Tuesday, April 22, 2008

盐湖城对阵 Pro-China and pro-Tibet demonstrators clash in Salt Lake City





















Global Human Rights Torch Relay

盐湖城对阵 Pro-China and pro-Tibet demonstrators clash in Salt Lake City

By Brett Prettyman

The Salt Lake Tribune
Article Last Updated: 04/21/2008 06:31:31 AM MDT

(Francisco Kjolseth/The Salt Lake Tribune )

With the exception of a quick hug, participants in opposing rallies confronted one another without physical contact in downtown Salt Lake City on Sunday.

The Global Human Rights Torch Relay demonstration, held on the west side of Washington Square Park, was designed to inform the world and stop human rights crimes in China while also protesting the 2008 Beijing Olympics.

A block away, at Salt Lake City Library Square, members of various Chinese groups had gathered in support of the Beijing Olympics. The groups clashed when the human rights group marched east on 400 South past the entrance to the library.

The situation escalated enough that Salt Lake City police officers had to position themselves between the groups, leaving most of the conflict to finger-pointing and accusations.

This was all preceded by a man in Washington Square Park who was wearing a wool hat in the color of the Tibetan flag. He approached, and then gently hugged, a man who held a sign claiming that a local Tibetan organization was a terrorist group.

"No contact," was the only response from the man holding the sign.

The majority of people participating in the Human Rights Torch Relay were there in protest of recent and historical actions by the Chinese government in Tibet.

"Every day we have to fight to wake people up about what is happening and what has happened in Tibet," Tenzink Tsering, a 23-year-old woman from Salt Lake and political science student at the University of Utah, said during the march. "The Olympics are a good platform for us to stand up against the Chinese government. We are not against the Chinese people or the Olympics. We only want the Chinese government to improve human rights in Tibet."

After the four-block march, the relay group returned to hear speeches from local politicians and hear songs and poems on human rights, but participants seemed most charged by the words of Kai Chen, a former member of the Chinese national basketball team.

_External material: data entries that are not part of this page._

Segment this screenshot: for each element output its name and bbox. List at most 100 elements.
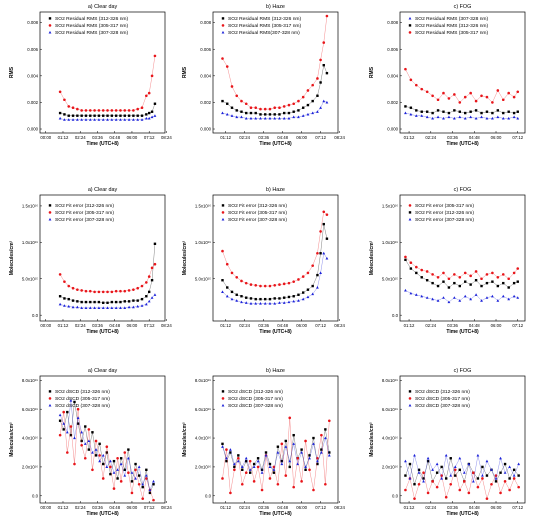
x-tick-label: 07:12	[512, 505, 523, 510]
data-point	[297, 293, 300, 296]
x-tick-label: 04:48	[277, 323, 288, 328]
data-point	[221, 249, 224, 253]
data-point	[481, 474, 484, 477]
data-point	[454, 474, 457, 477]
data-point	[240, 465, 244, 469]
data-point	[404, 105, 407, 108]
data-point	[490, 294, 494, 298]
data-point	[278, 106, 281, 110]
data-point	[63, 98, 66, 102]
data-point	[221, 290, 224, 293]
data-point	[306, 271, 310, 275]
data-point	[131, 305, 135, 309]
data-point	[324, 428, 327, 431]
data-point	[94, 448, 98, 451]
plot-frame	[39, 11, 166, 134]
series-line	[222, 224, 328, 300]
data-point	[76, 107, 79, 111]
x-tick-label: 00:00	[40, 505, 51, 510]
data-point	[425, 279, 429, 282]
data-point	[316, 462, 319, 466]
series-line	[60, 294, 156, 309]
y-axis-label: Molecules/cm²	[9, 422, 15, 457]
data-point	[297, 115, 300, 119]
panel-title: c) FOG	[454, 368, 472, 374]
data-point	[311, 292, 315, 296]
data-point	[58, 116, 62, 120]
legend-marker	[48, 204, 52, 207]
data-point	[236, 459, 240, 463]
legend-marker	[48, 397, 52, 400]
data-point	[101, 118, 105, 121]
data-point	[65, 451, 69, 454]
data-point	[244, 281, 248, 285]
data-point	[517, 462, 521, 466]
data-point	[240, 482, 244, 486]
legend-marker	[408, 31, 412, 34]
legend-entry: SO2 Residual RMS (305-317 nm)	[415, 30, 488, 36]
legend-entry: SO2 Residual RMS (305-317 nm)	[228, 23, 301, 29]
data-point	[225, 448, 228, 451]
data-point	[264, 297, 267, 301]
data-point	[119, 109, 122, 112]
data-point	[71, 286, 75, 290]
data-point	[278, 283, 281, 286]
y-tick-label: 8.0x10¹⁶	[382, 378, 398, 383]
data-point	[516, 110, 519, 113]
data-point	[469, 283, 472, 286]
data-point	[80, 300, 83, 304]
data-point	[325, 100, 329, 104]
data-point	[304, 465, 307, 469]
data-point	[292, 485, 295, 489]
x-tick-label: 07:12	[315, 505, 326, 510]
data-point	[69, 433, 73, 437]
data-point	[409, 291, 413, 295]
data-point	[276, 445, 280, 448]
data-point	[241, 468, 244, 472]
data-point	[119, 289, 122, 293]
data-point	[71, 299, 75, 302]
data-point	[123, 300, 126, 303]
plot-frame	[39, 375, 166, 504]
data-point	[148, 488, 152, 492]
data-point	[147, 290, 151, 294]
data-point	[225, 456, 228, 460]
data-point	[404, 288, 407, 292]
data-point	[263, 302, 267, 305]
legend-marker	[221, 397, 225, 400]
data-point	[106, 114, 109, 117]
data-point	[404, 459, 407, 463]
legend-entry: SO2 dSCD (312-326 nm)	[55, 389, 110, 395]
data-point	[319, 81, 322, 84]
data-point	[316, 77, 319, 80]
data-point	[131, 118, 135, 121]
data-point	[474, 270, 478, 273]
data-point	[93, 290, 96, 294]
data-point	[292, 295, 295, 298]
data-point	[282, 301, 286, 304]
data-point	[84, 306, 88, 309]
legend-entry: SO2 Residual RMS (305-317 nm)	[55, 23, 128, 29]
data-point	[485, 296, 489, 299]
data-point	[94, 439, 98, 443]
data-point	[296, 456, 299, 460]
data-point	[98, 442, 101, 446]
data-point	[469, 297, 473, 301]
data-point	[268, 477, 272, 480]
data-point	[502, 281, 505, 285]
data-point	[431, 111, 434, 115]
data-point	[221, 57, 224, 60]
data-point	[491, 271, 494, 275]
x-tick-label: 03:36	[258, 505, 269, 510]
y-tick-label: 4.0x10¹⁶	[22, 436, 38, 441]
data-point	[132, 109, 135, 112]
data-point	[435, 485, 439, 489]
data-point	[101, 306, 105, 309]
data-point	[485, 273, 489, 276]
data-point	[237, 456, 240, 460]
y-tick-label: 0.008	[27, 20, 38, 25]
data-point	[491, 111, 494, 115]
legend-marker	[221, 211, 225, 214]
data-point	[471, 479, 475, 483]
series-line	[405, 106, 518, 114]
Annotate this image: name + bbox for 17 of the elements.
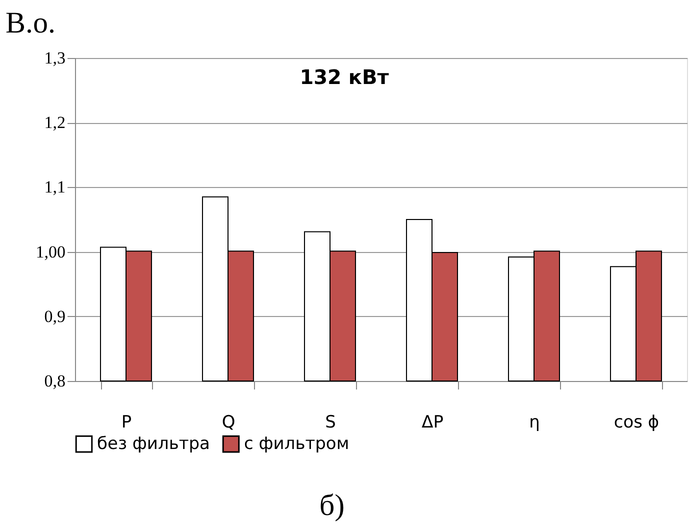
chart-title: 132 кВт bbox=[300, 65, 390, 89]
x-tick-label: S bbox=[325, 412, 336, 432]
y-tick-label: 0,8 bbox=[44, 372, 66, 390]
x-tick-label: P bbox=[121, 412, 132, 432]
x-tick-label: η bbox=[529, 412, 540, 432]
legend-label: с фильтром bbox=[244, 434, 350, 454]
y-tick-label: 1,3 bbox=[44, 48, 66, 68]
y-tick-label: 0,9 bbox=[44, 306, 66, 326]
y-tick-label: 1,2 bbox=[44, 113, 66, 132]
y-tick-label: 1,1 bbox=[44, 178, 66, 197]
x-tick-label: Q bbox=[222, 412, 236, 432]
y-tick-label: 1,00 bbox=[36, 242, 66, 262]
x-tick-label: ΔP bbox=[422, 412, 444, 432]
y-axis-title: В.о. bbox=[6, 6, 56, 40]
text: б) bbox=[319, 489, 345, 522]
legend-label: без фильтра bbox=[97, 434, 210, 454]
x-tick-label: cos ϕ bbox=[614, 412, 660, 432]
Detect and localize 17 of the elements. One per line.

Chen used the popular American history saying "Give me liberty or give me death" from Patrick Henry in 1775 as an example of what should be done to ensure human rights across the world.

"Not once in my life over there was I treated as a human. I was only used by them and they used my love for basketball as hostage against my freedom," Chen said.

Chen called the communist rule in China "slavery of the soul."


Over at Library Square, dragons were dancing and Beijing 2008 Olympic shirts were proudly displayed.

Zemin and Qin Zhon, Chinese students at the University of Utah, were proud to support the Olympics in Beijing and said they do not agree with the accusations of human rights injustices in Tibet.

"Life is different than it was before [for Tibetans]," Zemin said. "Everyone's life is very good in Tibet."

Yifan Shi, also a Chinese student at the University of Utah, was handing out fact sheets about Tibet.

"Both sides should realize there are some problems," he said. "Talk and peace is the way to go about making changes."

But peace was broken at the end of the rallies. Some participants in the Global Human Rights Torch Relay event wandered to the other side of the City-County building and taunts were quickly exchanged across 200 East.

2 comments:

Anonymous said...

好恶心。
你不要再出现在我们的视线里 那天看到你就觉得好恶心

bobby fletcher said...

Falun Gong's faux torch relay is not grassroot. Rightwing "China hawks" in US Congress are linked to this event.

Susan Prager, the outreach director of HRTR, is also the communications director of "Friends of Falun Gong", a quasai-government non-profit founded by people linked to US Congress and the NED - it has injected over 6 million dollars in 5 years to various FLG groups to promot their intensely anti-Chinese political message.